A nightly retention worker deletes any user message older than thirty days. A long-running enterprise support session, opened in early March, is still active in late May. On the request that comes in at turn 41, your prompt assembler reads from the same messages table the retention worker has been quietly pruning. Turns 1 through 28 are gone. The model receives a conversation that starts at turn 29 with no signal that earlier turns ever existed. The user asks "what was the SLA we agreed on earlier?" and the model confidently invents a number, because the actual answer was in turn 4 — which the retention worker erased the night before.

This is not a model failure. The model did exactly what it was supposed to: produce a plausible answer from the context it was handed. The failure happened upstream, in the gap between two teams that each thought they owned the messages table.

The Messages Table Is Two Different Things

If you ask your privacy or security team what the messages table is, they will tell you it is a store of user data subject to a retention policy. The retention policy says: anything older than thirty days, delete.
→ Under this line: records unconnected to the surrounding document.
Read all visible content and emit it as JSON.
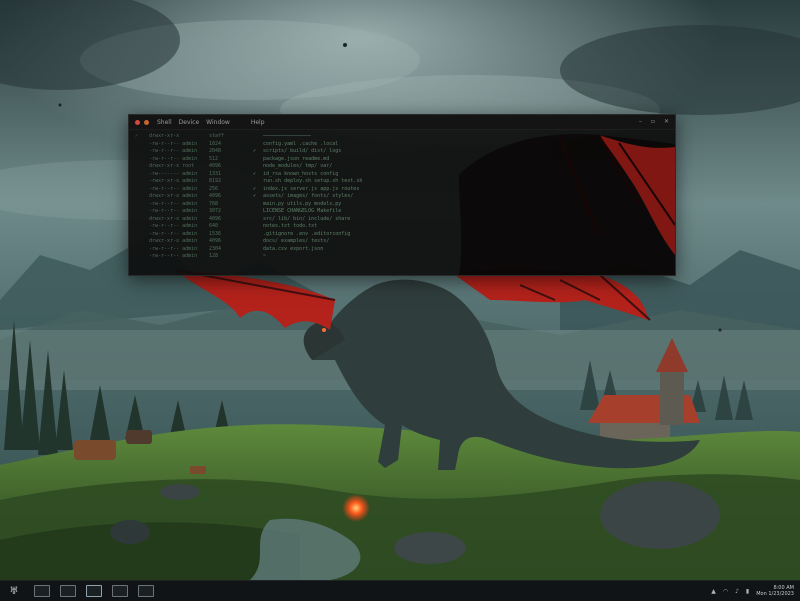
{
  "terminal": {
    "menu": [
      "Shell",
      "Device",
      "Window",
      "Help"
    ],
    "window_controls": [
      "–",
      "▫",
      "✕"
    ],
    "rows": [
      [
        "✓",
        "drwxr-xr-x  ",
        "staff  ",
        "",
        "────────────────"
      ],
      [
        "",
        "-rw-r--r--  admin",
        "1024  ",
        "",
        "config.yaml .cache .local"
      ],
      [
        "",
        "-rw-r--r--  admin",
        "2048  ",
        "✓",
        "scripts/ build/ dist/ logs"
      ],
      [
        "",
        "-rw-r--r--  admin",
        "512   ",
        "",
        "package.json readme.md"
      ],
      [
        "",
        "drwxr-xr-x  root ",
        "4096  ",
        "",
        "node_modules/ tmp/ var/"
      ],
      [
        "",
        "-rw-------  admin",
        "1331  ",
        "✓",
        "id_rsa known_hosts config"
      ],
      [
        "",
        "-rwxr-xr-x  admin",
        "8192  ",
        "",
        "run.sh deploy.sh setup.sh test.sh"
      ],
      [
        "",
        "-rw-r--r--  admin",
        "256   ",
        "✓",
        "index.js server.js app.js routes"
      ],
      [
        "",
        "drwxr-xr-x  admin",
        "4096  ",
        "✓",
        "assets/ images/ fonts/ styles/"
      ],
      [
        "",
        "-rw-r--r--  admin",
        "768   ",
        "",
        "main.py utils.py models.py"
      ],
      [
        "",
        "-rw-r--r--  admin",
        "3072  ",
        "",
        "LICENSE CHANGELOG Makefile"
      ],
      [
        "",
        "drwxr-xr-x  admin",
        "4096  ",
        "",
        "src/ lib/ bin/ include/ share"
      ],
      [
        "",
        "-rw-r--r--  admin",
        "640   ",
        "",
        "notes.txt todo.txt"
      ],
      [
        "",
        "-rw-r--r--  admin",
        "1536  ",
        "",
        ".gitignore .env .editorconfig"
      ],
      [
        "",
        "drwxr-xr-x  admin",
        "4096  ",
        "",
        "docs/ examples/ tests/"
      ],
      [
        "",
        "-rw-r--r--  admin",
        "2304  ",
        "",
        "data.csv export.json"
      ],
      [
        "",
        "-rw-r--r--  admin",
        "128   ",
        "",
        "~"
      ]
    ]
  },
  "taskbar": {
    "start_glyph": "♅",
    "apps": [
      "files",
      "browser",
      "terminal",
      "settings",
      "store"
    ],
    "tray": [
      "▲",
      "wifi",
      "vol",
      "bat"
    ],
    "time": "8:00 AM",
    "date": "Mon 1/23/2023"
  },
  "colors": {
    "terminal_bg": "#0e0e0e",
    "terminal_text": "#4d6d57",
    "wing_red": "#b3221b",
    "taskbar_bg": "#111416"
  }
}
The worker runs nightly, the policy is enforced, the compliance dashboard goes green.

If you ask your AI platform team what the messages table is, they will tell you it is the context window. The prompt assembler reads from it at request time, hydrates the model with the conversation so far, and lets the model continue the thread.

Both teams are right about what the table is to them. Neither team is right about what the table actually is, which is a multi-consumer dataset whose lifecycle is now governed by the team with the most aggressive policy. Retention has the deletion key. Prompt assembly has only a read path. So retention wins every conflict by default — and the conflict surfaces as a hallucination at request time, not as an error at deletion time.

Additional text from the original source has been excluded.